Her comments follow Deputy Prime Minister Michael McCormack, the National Party leader, dismissed people making this link as "the ravings of some pure, enlightened and woke capital city greenies" on Monday.
Dr Webster said her colleague's concerns were that people's lives had changed forever.
"That should be the focus. There should not be a politicisation of these tragedies," she said.
"Michael McCormack's response was in frustration - that our focus should be on our fellow Australians getting through these tough circumstances.
"What we're dealing with here are the immediate traumas of droughts and fires, and we're trying to assist communities to be able to survive.
"At the same time, in the background, there are climate solutions programs being developed - but nothing at this point in time is going to take the drought and fires away. People need to understand that.
"There is an appropriate time to talk about climate change policy, but we should not be making that the issue right now.

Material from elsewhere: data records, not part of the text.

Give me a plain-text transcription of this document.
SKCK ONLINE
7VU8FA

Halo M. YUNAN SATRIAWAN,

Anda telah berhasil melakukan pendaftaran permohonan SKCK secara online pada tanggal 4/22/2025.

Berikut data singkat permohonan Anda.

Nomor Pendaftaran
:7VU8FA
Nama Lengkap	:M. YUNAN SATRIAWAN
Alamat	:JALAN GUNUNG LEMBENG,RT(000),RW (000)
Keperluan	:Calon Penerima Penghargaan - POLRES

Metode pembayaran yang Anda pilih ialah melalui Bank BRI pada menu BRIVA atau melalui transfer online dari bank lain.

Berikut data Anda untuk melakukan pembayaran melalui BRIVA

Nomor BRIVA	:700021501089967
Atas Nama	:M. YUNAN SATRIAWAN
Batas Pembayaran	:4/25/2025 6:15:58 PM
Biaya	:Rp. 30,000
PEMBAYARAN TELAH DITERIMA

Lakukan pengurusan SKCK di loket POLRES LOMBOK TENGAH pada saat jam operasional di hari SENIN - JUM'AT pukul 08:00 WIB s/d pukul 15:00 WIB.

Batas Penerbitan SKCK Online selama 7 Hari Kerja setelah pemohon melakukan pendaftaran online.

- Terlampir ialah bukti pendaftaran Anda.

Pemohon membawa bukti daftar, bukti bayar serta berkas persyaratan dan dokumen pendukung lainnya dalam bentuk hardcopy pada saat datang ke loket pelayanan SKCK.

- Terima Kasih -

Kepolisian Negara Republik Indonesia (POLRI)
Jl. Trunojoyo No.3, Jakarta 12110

It's just inappropriate."
Dr Webster said zero interest loans for farmers and small businesses, worth $709 million, which Prime Minister Scott Morrison had announced last week was an example of the government's response to the drought - which is affecting parts of the Mallee electorate.
She said it had become "very difficult" to take the politics out of climate change - though this was necessary.
"The problem with the climate change discussion is that it has been one that can very easily overwhelm and disempower people, and I don't think that's really helpful," she said.
She said Mallee residents wanted climate change "dealt with yesterday".
"There is little tolerance from some for anything but a zero emissions target by 2030. That's not going to happen and I don't support it anyway," she said.
"I believe we need to be working hard to ensure we are being responsible, but we also need to be mindful we make up 1.3 per cent of the issue and a global solution needs to be found here.
"China, the US and India are the major players, and unless they come on board with some major change we will still be battling bushfires and drought, and we probably will anyway because we always have."